Attitudes still need to change according to Sheffield LGBT+ students who have shared that they are still not comfortable with opening up their identity in LGBT+ history month.
In response to the theme “Body, Mind and Spirit”, LGBT+ community and charities raised the awareness of the queer’s community wellbeing. Until this day, discrimination against LGBT+ people bothered a lot of queer people, especially the young ones.
Dylan Hadley, the lead of under-18s Youth Worker at SAYiT said: “You cannot just patch a crack in a broken dam and expect the whole system to change.”
Charlie Young, 24, a non-binary and bisexual student in the University of Sheffield, revealed that they were always aware of the fact that people don’t understand their identity and hate them for being opened about their identity.
Mx Young said: “Everywhere I go I always feel at least a little uneasy.”
Matthew Smith, 19, a cisgender and queer student in the University of Sheffield, expressed the difficulty to interact with his flatmates on a deeper level.

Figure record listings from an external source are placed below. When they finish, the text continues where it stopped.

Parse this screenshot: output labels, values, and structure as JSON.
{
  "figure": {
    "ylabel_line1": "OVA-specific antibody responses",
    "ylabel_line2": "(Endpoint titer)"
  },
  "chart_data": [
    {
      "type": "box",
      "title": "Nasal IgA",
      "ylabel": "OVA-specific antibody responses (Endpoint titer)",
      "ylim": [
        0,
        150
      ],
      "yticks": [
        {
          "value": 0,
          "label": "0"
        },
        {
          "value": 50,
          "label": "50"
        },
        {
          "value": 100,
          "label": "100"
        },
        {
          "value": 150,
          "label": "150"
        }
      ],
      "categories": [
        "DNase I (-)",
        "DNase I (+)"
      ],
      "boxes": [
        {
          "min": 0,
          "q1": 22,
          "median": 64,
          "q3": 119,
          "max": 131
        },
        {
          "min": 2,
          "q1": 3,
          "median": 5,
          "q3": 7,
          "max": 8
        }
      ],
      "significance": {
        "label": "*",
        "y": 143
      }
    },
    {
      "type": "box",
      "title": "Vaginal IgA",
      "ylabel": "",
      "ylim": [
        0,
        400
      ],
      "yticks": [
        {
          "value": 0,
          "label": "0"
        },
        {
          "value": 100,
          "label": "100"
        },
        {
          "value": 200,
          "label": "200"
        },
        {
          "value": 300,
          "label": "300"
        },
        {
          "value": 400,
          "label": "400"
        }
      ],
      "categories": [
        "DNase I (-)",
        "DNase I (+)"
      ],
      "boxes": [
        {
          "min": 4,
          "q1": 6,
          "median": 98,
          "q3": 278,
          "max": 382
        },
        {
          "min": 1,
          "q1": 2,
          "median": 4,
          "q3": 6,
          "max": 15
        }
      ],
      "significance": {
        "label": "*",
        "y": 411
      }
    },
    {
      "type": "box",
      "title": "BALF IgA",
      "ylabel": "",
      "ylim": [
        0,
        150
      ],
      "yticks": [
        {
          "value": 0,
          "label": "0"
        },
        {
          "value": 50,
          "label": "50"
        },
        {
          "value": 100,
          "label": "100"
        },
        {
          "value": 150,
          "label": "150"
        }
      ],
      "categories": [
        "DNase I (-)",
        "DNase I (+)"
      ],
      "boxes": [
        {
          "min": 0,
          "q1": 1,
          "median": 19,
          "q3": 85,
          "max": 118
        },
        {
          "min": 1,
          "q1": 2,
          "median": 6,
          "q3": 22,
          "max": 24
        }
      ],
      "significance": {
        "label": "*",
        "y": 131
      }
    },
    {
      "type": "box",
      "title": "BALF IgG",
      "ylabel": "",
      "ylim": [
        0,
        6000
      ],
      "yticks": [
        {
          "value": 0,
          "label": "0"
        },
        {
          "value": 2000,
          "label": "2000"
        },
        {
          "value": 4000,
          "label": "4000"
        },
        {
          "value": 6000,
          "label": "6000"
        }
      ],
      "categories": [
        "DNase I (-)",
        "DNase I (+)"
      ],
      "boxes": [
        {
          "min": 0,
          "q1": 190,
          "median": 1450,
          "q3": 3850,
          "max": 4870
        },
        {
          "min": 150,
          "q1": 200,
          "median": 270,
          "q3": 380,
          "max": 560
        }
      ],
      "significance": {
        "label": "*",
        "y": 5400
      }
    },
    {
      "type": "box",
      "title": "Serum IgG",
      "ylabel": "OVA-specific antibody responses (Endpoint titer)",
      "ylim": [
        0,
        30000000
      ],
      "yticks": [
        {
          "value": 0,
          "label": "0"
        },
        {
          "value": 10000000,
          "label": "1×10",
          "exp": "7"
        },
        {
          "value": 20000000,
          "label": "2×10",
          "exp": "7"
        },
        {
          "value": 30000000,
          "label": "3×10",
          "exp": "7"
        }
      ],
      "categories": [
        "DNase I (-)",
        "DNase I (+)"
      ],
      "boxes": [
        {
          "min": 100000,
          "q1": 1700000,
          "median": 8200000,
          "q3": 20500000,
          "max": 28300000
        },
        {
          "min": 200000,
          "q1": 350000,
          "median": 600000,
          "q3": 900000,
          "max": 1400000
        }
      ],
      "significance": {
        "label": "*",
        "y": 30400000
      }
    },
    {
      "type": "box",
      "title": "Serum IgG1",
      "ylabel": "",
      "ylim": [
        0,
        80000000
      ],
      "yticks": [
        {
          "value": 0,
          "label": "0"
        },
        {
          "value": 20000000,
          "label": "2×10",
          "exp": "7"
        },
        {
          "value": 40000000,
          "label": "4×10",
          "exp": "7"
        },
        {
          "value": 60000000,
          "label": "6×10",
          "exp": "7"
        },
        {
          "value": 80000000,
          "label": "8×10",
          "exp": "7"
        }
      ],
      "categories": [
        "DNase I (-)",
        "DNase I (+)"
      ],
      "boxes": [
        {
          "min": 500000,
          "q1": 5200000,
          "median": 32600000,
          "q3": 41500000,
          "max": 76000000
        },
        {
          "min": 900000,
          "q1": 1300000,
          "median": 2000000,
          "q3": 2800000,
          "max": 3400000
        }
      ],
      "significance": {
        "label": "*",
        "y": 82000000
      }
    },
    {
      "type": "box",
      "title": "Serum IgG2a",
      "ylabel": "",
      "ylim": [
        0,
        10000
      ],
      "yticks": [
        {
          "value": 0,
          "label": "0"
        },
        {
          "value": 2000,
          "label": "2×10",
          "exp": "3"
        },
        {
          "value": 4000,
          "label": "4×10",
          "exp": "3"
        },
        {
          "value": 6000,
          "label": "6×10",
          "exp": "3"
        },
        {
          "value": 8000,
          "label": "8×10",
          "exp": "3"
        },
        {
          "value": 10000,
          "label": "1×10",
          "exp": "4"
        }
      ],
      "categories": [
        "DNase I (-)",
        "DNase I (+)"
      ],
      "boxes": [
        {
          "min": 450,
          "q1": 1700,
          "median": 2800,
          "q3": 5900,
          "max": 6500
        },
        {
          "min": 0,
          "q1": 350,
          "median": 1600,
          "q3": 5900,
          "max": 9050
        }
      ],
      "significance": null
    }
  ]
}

He was constantly aware of his behaviour, whether he should act differently, or being too feminine.
Mr Smith said: “I have to navigate that space when I first came here.”
The Stonewall’s School Report (2019) stated that 45% of LGBT+ pupils surveyed are bullied for their gender or sexuality at school with 9% of the abuse towards trans students coming in the form of death threats.
Mr Hadley said: “School could be an incredibly challenging, stressful and perplexing period for some young LGBT+ people, when it should be an engaging and stimulating learning experience.”
SAYiT supports the emotional wellbeing of young LGBT+ people up to the age of 25 in Sheffield. The charity runs two youth groups, providing a platform for young people to meet and socialise with other like-mind members of the community.
Mr Hadley said: “We tried to make our service a safe space where young people can express themselves openly and discuss issues without the fear of being persecuted.”
In the meantime, the Sheffield City Council and SAYiT have worked closely for supporting the inclusion of young LGBT+ people. They had organised staff training sessions and set up mental health support services in schools.
Mr Smith said: “Not only Sheffield, but the nation should work harder to fight against casual transphobia and homophobia.”